5. A related branch of social choice theory, stemming from Dick McKelvey’s work in 1979, suggests that when the policy space has more than one dimension, the agenda setter in Congress has a great deal of power and typically can shape the final outcome.  True, that is Congress rather than a general democratic election.  By the way, how many dimensions does the policy space have these days?  If you’re not sure, that means the answer is “more than one.”  Good thing that only “Congress keystone of the Washington establishment” is rigged!

6. Major political scientists from schools such as Princeton tell us that elites determine policy and ordinary voters have very little say in what happens.  Don’t know if he used “the r word” or not!  (By the way, I agree with the critique of Dylan Matthews.)

7. The American electoral system is designed to give the two major parties a huge initial advantage.  I’m not suggesting that the public is actually itching to elect Jill Stein, but it would shape final outcomes a good deal, for better or worse, if the electoral playing field were more even in this regard.

Personally, I think median voters more or less get what they want on a large number of issues, especially broad-based ones in the public eye.  You won’t find the word “rigged” popping up too much in the MR search function, besides I started blogging (and breathing) after Kennedy vs.

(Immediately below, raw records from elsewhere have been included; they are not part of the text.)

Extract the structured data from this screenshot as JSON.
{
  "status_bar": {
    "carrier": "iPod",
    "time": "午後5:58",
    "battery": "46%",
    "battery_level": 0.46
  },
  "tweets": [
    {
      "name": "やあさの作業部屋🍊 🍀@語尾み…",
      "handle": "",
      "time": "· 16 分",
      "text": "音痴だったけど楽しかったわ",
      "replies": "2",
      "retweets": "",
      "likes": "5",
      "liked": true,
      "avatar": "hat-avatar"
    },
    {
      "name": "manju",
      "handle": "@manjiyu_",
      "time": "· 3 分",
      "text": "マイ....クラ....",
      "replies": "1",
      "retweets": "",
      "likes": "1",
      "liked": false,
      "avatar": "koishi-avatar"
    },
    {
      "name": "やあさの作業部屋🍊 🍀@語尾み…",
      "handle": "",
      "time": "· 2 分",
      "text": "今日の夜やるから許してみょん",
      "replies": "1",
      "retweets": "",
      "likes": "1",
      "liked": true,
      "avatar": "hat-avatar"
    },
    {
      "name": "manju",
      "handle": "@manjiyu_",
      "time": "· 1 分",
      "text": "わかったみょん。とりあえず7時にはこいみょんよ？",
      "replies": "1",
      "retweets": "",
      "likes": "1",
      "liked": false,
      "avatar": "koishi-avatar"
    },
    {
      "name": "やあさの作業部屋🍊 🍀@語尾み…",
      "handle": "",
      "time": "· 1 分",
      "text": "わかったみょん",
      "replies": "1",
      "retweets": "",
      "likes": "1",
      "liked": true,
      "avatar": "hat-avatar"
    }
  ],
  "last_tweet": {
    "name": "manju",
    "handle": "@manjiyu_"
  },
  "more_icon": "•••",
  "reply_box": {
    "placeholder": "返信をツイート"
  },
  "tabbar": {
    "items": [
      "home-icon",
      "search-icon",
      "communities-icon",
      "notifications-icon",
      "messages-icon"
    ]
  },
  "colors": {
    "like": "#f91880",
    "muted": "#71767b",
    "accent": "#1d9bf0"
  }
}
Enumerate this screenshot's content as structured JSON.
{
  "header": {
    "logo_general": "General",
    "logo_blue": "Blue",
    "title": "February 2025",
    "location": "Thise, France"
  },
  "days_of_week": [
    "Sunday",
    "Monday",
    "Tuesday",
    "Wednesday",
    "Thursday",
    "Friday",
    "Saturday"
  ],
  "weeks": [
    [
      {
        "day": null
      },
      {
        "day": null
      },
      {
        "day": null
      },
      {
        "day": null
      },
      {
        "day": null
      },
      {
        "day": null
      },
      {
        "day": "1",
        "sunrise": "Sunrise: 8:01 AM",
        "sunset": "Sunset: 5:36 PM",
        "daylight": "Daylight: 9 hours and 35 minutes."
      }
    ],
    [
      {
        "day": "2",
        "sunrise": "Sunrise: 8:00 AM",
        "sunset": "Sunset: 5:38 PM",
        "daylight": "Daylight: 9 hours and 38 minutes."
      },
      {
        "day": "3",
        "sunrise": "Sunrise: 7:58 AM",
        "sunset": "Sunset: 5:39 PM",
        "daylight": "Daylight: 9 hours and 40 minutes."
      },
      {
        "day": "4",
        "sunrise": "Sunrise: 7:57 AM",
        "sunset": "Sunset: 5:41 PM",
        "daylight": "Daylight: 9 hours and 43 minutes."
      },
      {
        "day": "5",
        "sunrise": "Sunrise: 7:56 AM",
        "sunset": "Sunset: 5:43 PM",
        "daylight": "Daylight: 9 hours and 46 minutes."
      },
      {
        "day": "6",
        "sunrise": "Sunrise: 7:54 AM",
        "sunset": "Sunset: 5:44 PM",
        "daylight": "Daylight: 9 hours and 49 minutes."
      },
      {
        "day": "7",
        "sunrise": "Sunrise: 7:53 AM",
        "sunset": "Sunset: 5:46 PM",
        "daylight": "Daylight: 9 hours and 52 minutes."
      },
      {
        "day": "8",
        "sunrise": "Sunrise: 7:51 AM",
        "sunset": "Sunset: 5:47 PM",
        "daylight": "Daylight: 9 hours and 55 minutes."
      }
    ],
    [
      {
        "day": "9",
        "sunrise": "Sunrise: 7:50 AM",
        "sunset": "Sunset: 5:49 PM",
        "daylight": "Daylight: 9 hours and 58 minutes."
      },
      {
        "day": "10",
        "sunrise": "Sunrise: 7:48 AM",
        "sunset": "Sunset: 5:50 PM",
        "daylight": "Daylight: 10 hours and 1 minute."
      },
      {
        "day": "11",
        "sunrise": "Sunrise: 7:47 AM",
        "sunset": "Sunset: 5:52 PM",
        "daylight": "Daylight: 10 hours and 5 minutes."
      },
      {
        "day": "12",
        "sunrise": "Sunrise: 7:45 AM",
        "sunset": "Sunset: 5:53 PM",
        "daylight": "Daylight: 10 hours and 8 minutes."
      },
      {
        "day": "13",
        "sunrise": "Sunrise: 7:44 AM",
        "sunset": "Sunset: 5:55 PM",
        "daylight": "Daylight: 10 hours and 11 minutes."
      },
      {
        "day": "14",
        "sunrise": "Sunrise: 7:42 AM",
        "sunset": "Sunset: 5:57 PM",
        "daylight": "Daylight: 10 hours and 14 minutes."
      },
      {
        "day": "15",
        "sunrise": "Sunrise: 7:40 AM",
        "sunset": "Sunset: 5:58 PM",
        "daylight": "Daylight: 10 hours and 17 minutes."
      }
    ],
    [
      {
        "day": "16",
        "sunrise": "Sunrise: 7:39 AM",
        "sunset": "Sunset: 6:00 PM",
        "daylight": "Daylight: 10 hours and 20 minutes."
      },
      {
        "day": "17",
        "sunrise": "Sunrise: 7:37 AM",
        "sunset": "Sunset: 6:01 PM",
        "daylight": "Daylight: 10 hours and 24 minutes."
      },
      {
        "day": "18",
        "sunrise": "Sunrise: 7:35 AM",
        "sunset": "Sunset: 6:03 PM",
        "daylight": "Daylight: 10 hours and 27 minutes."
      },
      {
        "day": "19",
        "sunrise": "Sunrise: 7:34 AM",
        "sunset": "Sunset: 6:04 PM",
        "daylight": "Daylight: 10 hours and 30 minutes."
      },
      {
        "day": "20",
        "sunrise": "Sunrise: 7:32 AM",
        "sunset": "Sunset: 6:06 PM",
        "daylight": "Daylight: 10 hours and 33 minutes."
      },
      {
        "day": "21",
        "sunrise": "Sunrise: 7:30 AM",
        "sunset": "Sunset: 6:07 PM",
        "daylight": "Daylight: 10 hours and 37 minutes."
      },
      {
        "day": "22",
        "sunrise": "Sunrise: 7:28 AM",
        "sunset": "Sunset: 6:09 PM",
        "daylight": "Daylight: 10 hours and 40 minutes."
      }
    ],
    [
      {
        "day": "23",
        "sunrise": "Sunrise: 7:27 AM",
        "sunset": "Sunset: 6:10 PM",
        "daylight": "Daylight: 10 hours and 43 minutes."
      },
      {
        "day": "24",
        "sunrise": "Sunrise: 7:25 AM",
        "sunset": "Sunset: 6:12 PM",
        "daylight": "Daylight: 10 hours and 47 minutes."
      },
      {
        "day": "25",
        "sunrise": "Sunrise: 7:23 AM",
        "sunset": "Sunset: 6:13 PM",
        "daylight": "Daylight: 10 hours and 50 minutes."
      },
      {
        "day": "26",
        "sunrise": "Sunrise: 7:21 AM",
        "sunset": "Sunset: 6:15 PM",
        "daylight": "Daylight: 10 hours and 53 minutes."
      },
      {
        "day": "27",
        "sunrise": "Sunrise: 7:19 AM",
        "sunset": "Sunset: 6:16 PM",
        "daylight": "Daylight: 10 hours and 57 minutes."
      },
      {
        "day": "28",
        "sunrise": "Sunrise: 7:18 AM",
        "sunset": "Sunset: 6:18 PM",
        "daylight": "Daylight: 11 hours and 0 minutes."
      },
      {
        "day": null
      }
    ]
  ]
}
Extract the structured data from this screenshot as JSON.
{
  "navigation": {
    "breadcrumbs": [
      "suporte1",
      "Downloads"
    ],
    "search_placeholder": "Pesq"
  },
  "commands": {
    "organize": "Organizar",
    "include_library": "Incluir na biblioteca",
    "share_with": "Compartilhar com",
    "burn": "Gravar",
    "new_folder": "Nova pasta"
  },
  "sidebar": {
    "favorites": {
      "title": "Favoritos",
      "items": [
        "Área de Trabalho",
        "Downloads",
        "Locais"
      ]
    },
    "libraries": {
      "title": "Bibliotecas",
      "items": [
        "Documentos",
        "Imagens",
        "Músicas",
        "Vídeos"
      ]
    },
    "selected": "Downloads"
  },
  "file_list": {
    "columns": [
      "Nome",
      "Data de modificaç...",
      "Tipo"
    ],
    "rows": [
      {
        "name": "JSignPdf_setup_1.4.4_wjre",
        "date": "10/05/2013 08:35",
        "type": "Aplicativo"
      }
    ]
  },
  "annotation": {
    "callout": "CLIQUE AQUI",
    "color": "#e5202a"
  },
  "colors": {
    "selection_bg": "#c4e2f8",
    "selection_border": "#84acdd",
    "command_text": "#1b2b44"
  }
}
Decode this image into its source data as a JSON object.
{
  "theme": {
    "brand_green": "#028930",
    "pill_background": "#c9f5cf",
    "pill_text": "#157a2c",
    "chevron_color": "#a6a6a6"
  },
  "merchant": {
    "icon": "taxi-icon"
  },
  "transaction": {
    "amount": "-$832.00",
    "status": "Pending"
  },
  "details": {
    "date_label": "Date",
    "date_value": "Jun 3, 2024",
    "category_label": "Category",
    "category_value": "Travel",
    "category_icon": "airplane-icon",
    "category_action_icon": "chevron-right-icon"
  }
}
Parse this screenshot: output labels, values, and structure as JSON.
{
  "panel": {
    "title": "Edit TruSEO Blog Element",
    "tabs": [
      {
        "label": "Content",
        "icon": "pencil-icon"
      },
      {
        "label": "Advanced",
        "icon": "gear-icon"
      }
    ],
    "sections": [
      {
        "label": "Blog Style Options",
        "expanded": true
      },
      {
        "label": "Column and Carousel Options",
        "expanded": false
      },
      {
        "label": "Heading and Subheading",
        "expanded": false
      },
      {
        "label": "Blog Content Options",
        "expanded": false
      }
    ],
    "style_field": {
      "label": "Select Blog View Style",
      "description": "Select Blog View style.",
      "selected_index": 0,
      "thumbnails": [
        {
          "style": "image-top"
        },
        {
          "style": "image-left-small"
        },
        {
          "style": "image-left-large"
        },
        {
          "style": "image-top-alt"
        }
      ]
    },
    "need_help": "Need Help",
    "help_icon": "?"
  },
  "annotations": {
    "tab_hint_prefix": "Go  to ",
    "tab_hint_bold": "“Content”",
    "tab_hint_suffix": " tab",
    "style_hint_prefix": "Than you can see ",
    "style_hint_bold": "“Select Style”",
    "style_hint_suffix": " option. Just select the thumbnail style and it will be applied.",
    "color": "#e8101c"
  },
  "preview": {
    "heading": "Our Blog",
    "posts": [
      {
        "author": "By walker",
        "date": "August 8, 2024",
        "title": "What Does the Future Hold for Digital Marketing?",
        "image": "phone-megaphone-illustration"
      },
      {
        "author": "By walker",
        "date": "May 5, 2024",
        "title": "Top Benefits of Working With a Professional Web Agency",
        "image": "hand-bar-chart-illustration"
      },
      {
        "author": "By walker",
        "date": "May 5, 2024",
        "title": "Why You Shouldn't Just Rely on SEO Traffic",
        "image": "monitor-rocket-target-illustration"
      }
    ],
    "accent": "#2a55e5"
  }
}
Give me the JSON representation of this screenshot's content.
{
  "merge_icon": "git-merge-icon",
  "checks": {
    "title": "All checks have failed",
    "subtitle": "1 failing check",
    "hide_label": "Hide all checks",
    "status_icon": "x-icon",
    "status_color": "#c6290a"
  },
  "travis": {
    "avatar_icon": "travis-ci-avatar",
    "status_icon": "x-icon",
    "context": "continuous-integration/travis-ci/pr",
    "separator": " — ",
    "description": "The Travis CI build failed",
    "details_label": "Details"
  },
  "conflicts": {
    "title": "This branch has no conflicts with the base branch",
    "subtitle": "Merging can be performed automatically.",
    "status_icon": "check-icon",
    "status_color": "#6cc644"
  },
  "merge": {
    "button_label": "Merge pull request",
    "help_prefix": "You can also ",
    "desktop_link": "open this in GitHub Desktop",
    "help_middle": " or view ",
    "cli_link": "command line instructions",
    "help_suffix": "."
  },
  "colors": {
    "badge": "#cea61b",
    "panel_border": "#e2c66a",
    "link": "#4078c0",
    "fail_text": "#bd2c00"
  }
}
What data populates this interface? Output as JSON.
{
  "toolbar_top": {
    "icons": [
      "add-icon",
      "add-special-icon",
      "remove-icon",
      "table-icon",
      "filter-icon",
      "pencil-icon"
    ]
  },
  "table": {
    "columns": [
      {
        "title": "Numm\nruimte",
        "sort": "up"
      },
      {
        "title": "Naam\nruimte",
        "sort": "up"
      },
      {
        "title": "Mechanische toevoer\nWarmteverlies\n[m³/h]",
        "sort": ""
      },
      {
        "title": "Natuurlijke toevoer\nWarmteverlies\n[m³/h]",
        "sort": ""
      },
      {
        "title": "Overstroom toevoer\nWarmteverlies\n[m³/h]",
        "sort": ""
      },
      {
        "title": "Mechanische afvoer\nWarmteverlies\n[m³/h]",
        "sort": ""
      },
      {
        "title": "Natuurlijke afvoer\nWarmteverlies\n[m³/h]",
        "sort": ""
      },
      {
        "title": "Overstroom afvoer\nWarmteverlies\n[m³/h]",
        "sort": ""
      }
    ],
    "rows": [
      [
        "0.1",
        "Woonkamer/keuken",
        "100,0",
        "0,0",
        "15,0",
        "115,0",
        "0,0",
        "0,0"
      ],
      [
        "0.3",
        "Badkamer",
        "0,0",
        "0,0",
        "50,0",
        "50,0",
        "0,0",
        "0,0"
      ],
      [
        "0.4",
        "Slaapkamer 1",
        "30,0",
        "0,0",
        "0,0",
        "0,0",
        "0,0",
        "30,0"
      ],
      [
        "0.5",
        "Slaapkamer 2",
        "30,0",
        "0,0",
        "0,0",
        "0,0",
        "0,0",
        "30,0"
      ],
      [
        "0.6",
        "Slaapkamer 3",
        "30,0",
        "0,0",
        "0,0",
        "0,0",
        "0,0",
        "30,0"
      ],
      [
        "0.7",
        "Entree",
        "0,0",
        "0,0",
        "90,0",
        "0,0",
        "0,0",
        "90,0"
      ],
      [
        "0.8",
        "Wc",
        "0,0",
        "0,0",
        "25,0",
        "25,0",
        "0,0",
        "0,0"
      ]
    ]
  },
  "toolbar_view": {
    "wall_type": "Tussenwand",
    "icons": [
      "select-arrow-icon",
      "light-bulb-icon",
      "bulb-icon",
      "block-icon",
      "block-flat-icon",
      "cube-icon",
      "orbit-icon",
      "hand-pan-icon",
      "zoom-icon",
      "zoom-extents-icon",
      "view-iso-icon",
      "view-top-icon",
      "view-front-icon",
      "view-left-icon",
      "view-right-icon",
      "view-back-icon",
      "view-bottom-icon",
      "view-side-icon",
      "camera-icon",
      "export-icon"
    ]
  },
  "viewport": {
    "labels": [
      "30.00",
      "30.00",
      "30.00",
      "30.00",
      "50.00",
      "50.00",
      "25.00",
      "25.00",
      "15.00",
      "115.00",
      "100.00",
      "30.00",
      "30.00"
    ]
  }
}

Nixon.  But my goodness, I can in fact understand why Donald Trump thinks the system is rigged.  For years, you have been telling him that it is.

p.s. I don’t in fact teach the Gibbard-Sattherthwaite theorem in Principles and you won’t find it in the world’s very best Principles textbook.  That we rigged.

Addendum: How many Democrats have alleged that the 2000 Presidential election was rigged?  Or that today most Americans want some form of tougher gun control, but that the system is rigged against that outcome happening?